Das von Kristina Schröder (CDU) geführte Bundesfamilienministerium hat eine äußerst positive Bilanz des vor zwei Jahren eingeführten Bundesfreiwilligendienstes (BFD) gezogen. „Alle Erwartungen“ seien „bei weitem übertroffen“ worden, schrieb dessen Parlamentarischer Staatssekretär Hermann Kues in einer Antwort auf eine Anfrage der Linksfraktion im Bundestag. Nach Angaben von Kues sind im Jahresdurchschnitt rund 35 000 Freiwilllige dauerhaft im Dienst. Mehr als 40 Prozent der Freiwilligen im BFD seien mehr als 27 Jahre alt, rund 20 Prozent sogar älter als 50. „Dies zeigt, dass sich nicht nur jüngere, sondern auch ältere Mitbürgerinnen und Mitbürger in diesem Format freiwillig für das Gemeinwohl engagieren wollen“, schrieb Staatssekretär Kues in der dem Tagesspiegel vorliegenden Antwort.
Die Linke, die die Fragen an die Regierung gerichtet hatte, teilt die Begeisterung über den Bundesfreiwilligendienst nicht und spricht von „Schaufensterpolitik“. Ihr Bundestagsabgeordneter Harald Koch sagte dem Tagesspiegel, „großes Problem“ bleibe die Altersöffnung des Dienstes für Menschen über 27. Offenbar sähen sich „immer mehr ältere Menschen gezwungen, ihre magere Rente durch einen Bundesfreiwilligendienst aufzubessern“. Der BFD dürfe aber nicht zu einem neuen Niedriglohnsektor und zu einer Arbeitsmaßnahme im sozialen Bereich werden, sagte Koch. Er werde aber gerade in Ostdeutschland zu einem „Auffangbecken für vorher wegrationalisierte ältere, weibliche Arbeitskräfte“.
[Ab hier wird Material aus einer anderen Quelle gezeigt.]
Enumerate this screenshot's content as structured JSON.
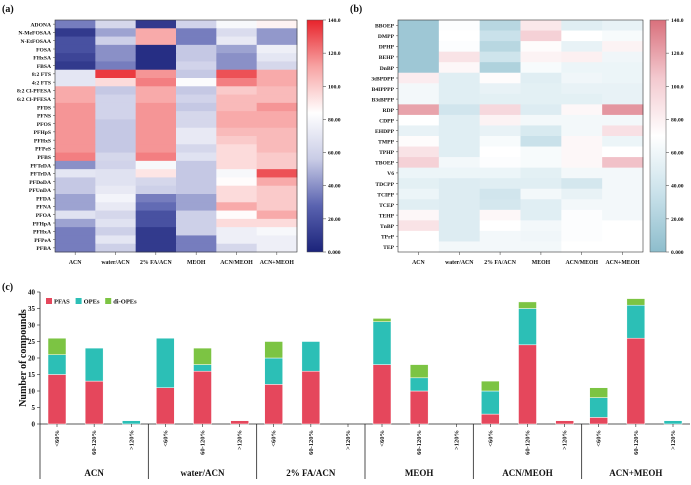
{
  "chart_data": [
    {
      "panel": "(a)",
      "type": "heatmap",
      "columns": [
        "ACN",
        "water/ACN",
        "2% FA/ACN",
        "MEOH",
        "ACN/MEOH",
        "ACN+MEOH"
      ],
      "rows": [
        "ADONA",
        "N-MeFOSAA",
        "N-EtFOSAA",
        "FOSA",
        "FHxSA",
        "FBSA",
        "8:2 FTS",
        "4:2 FTS",
        "8:2 Cl-PFESA",
        "6:2 Cl-PFESA",
        "PFDS",
        "PFNS",
        "PFOS",
        "PFHpS",
        "PFHxS",
        "PFPeS",
        "PFBS",
        "PFTeDA",
        "PFTrDA",
        "PFDoDA",
        "PFUnDA",
        "PFDA",
        "PFNA",
        "PFOA",
        "PFHpA",
        "PFHxA",
        "PFPeA",
        "PFBA"
      ],
      "values": [
        [
          35,
          62,
          10,
          60,
          80,
          88
        ],
        [
          10,
          45,
          110,
          35,
          65,
          42
        ],
        [
          20,
          58,
          110,
          35,
          72,
          42
        ],
        [
          20,
          40,
          5,
          55,
          45,
          75
        ],
        [
          15,
          40,
          5,
          55,
          40,
          70
        ],
        [
          10,
          35,
          5,
          60,
          40,
          62
        ],
        [
          70,
          135,
          115,
          55,
          130,
          110
        ],
        [
          70,
          95,
          120,
          82,
          120,
          110
        ],
        [
          110,
          55,
          110,
          55,
          100,
          105
        ],
        [
          110,
          60,
          110,
          60,
          105,
          105
        ],
        [
          115,
          60,
          115,
          55,
          105,
          115
        ],
        [
          115,
          60,
          115,
          62,
          110,
          110
        ],
        [
          115,
          55,
          115,
          62,
          110,
          110
        ],
        [
          115,
          55,
          115,
          72,
          105,
          105
        ],
        [
          115,
          55,
          115,
          72,
          100,
          105
        ],
        [
          115,
          55,
          115,
          62,
          95,
          105
        ],
        [
          120,
          62,
          120,
          68,
          95,
          100
        ],
        [
          40,
          60,
          80,
          55,
          95,
          100
        ],
        [
          70,
          68,
          92,
          55,
          80,
          130
        ],
        [
          55,
          68,
          62,
          55,
          85,
          110
        ],
        [
          55,
          72,
          58,
          55,
          95,
          100
        ],
        [
          45,
          78,
          35,
          45,
          95,
          100
        ],
        [
          45,
          72,
          30,
          45,
          110,
          100
        ],
        [
          68,
          62,
          20,
          58,
          85,
          110
        ],
        [
          45,
          68,
          20,
          58,
          95,
          95
        ],
        [
          35,
          58,
          10,
          58,
          75,
          80
        ],
        [
          35,
          70,
          10,
          35,
          75,
          75
        ],
        [
          35,
          58,
          10,
          35,
          62,
          75
        ]
      ],
      "colorbar_ticks": [
        "0.000",
        "20.00",
        "40.00",
        "60.00",
        "80.00",
        "100.0",
        "120.0",
        "140.0"
      ],
      "range": [
        0,
        140
      ],
      "colors": [
        "#1b237a",
        "#5a63b0",
        "#c9cce6",
        "#ffffff",
        "#f7a3a3",
        "#e8232b"
      ]
    },
    {
      "panel": "(b)",
      "type": "heatmap",
      "columns": [
        "ACN",
        "water/ACN",
        "2% FA/ACN",
        "MEOH",
        "ACN/MEOH",
        "ACN+MEOH"
      ],
      "rows": [
        "BBOEP",
        "DMPP",
        "DPHP",
        "BEHP",
        "DnBP",
        "3tBPDPP",
        "B4IPPPP",
        "B3tBPPP",
        "RDP",
        "CDPP",
        "EHDPP",
        "TMPP",
        "TPHP",
        "TBOEP",
        "V6",
        "TDCPP",
        "TCIPP",
        "TCEP",
        "TEHP",
        "TnBP",
        "TPrP",
        "TEP"
      ],
      "values": [
        [
          10,
          68,
          25,
          85,
          50,
          55
        ],
        [
          10,
          70,
          35,
          100,
          70,
          65
        ],
        [
          10,
          68,
          25,
          72,
          55,
          78
        ],
        [
          10,
          88,
          38,
          78,
          80,
          60
        ],
        [
          10,
          75,
          20,
          65,
          58,
          58
        ],
        [
          82,
          50,
          72,
          50,
          60,
          58
        ],
        [
          62,
          50,
          55,
          52,
          55,
          55
        ],
        [
          62,
          50,
          52,
          52,
          52,
          55
        ],
        [
          120,
          40,
          95,
          48,
          75,
          125
        ],
        [
          70,
          50,
          78,
          62,
          62,
          62
        ],
        [
          55,
          50,
          55,
          45,
          62,
          90
        ],
        [
          72,
          50,
          65,
          35,
          75,
          58
        ],
        [
          88,
          50,
          70,
          65,
          75,
          70
        ],
        [
          100,
          62,
          68,
          65,
          75,
          108
        ],
        [
          58,
          58,
          58,
          52,
          62,
          62
        ],
        [
          52,
          48,
          50,
          50,
          42,
          62
        ],
        [
          58,
          48,
          40,
          62,
          55,
          62
        ],
        [
          50,
          48,
          42,
          50,
          62,
          62
        ],
        [
          75,
          48,
          75,
          50,
          68,
          62
        ],
        [
          88,
          48,
          70,
          62,
          68,
          70
        ],
        [
          70,
          48,
          62,
          60,
          68,
          70
        ],
        [
          70,
          62,
          62,
          62,
          70,
          70
        ]
      ],
      "colorbar_ticks": [
        "0.000",
        "20.00",
        "40.00",
        "60.00",
        "80.00",
        "100.0",
        "120.0",
        "140.0"
      ],
      "range": [
        0,
        140
      ],
      "colors": [
        "#8dbdcc",
        "#c9e1ea",
        "#ffffff",
        "#f3c9cf",
        "#d9707c"
      ]
    },
    {
      "panel": "(c)",
      "type": "bar",
      "stacked": true,
      "ylabel": "Number of compounds",
      "ylim": [
        0,
        40
      ],
      "yticks": [
        0,
        5,
        10,
        15,
        20,
        25,
        30,
        35,
        40
      ],
      "groups": [
        "ACN",
        "water/ACN",
        "2% FA/ACN",
        "MEOH",
        "ACN/MEOH",
        "ACN+MEOH"
      ],
      "categories": [
        "<60%",
        "60-120%",
        ">120%"
      ],
      "legend_position": "top-left",
      "series": [
        {
          "name": "PFAS",
          "color": "#e5475c",
          "values": [
            [
              15,
              13,
              0
            ],
            [
              11,
              16,
              1
            ],
            [
              12,
              16,
              0
            ],
            [
              18,
              10,
              0
            ],
            [
              3,
              24,
              1
            ],
            [
              2,
              26,
              0
            ]
          ]
        },
        {
          "name": "OPEs",
          "color": "#2cbfb6",
          "values": [
            [
              6,
              10,
              1
            ],
            [
              15,
              2,
              0
            ],
            [
              8,
              9,
              0
            ],
            [
              13,
              4,
              0
            ],
            [
              7,
              11,
              0
            ],
            [
              6,
              10,
              1
            ]
          ]
        },
        {
          "name": "di-OPEs",
          "color": "#7cc443",
          "values": [
            [
              5,
              0,
              0
            ],
            [
              0,
              5,
              0
            ],
            [
              5,
              0,
              0
            ],
            [
              1,
              4,
              0
            ],
            [
              3,
              2,
              0
            ],
            [
              3,
              2,
              0
            ]
          ]
        }
      ]
    }
  ]
}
Seine Parteifreundin Diana Golze, einer der Spitzenkandidatinnen der Linken bei der Bundestagswahl, ergänzte, das Familienministerium habe auch zwei Jahre nach Einführung noch kein Konzept für die Vereinbarkeit von BFD und Familie erarbeitet: „Alles soll von den Freiwilligen individuell mit der Dienststelle geregelt werden“, kritisierte sie. Die Bundesregierung verbummele ihre Hausaufgaben.
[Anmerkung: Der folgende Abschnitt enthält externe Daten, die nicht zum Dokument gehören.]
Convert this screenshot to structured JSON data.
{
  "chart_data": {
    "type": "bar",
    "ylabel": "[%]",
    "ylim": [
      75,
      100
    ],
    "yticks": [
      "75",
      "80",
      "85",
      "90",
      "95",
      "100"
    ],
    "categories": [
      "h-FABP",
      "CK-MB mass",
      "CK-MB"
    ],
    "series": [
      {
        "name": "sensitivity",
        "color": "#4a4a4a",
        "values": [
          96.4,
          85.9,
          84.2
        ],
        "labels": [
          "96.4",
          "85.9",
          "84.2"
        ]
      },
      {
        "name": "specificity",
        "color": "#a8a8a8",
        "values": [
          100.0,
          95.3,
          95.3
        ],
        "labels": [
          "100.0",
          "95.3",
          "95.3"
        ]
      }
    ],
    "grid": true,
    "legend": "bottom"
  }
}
Der zum 1. Juli 2011 gestartete Bundesfreiwilligendienst löste den Zivildienst ab, der zusammen mit der Wehrpflicht vor zwei Jahren ausgesetzt wurde. In der Regel dauert der Dienst ein Jahr, mindestens aber sechs Monate. Vor allem ältere verlängern sogar darüber hinaus. Nach Angaben des Familienministeriums leisteten von den 35.022 Freiwilligen, die sich Anfang Juni im Dienst befanden, rund 9510 Freiwillige einen 18 Monate dauernden Freiwilligendienst. Von diesen waren 8666 älter als 27. Berlin zählte Anfang Juni 1247 „Bufdis“, knapp die Hälfte von ihnen waren Männer.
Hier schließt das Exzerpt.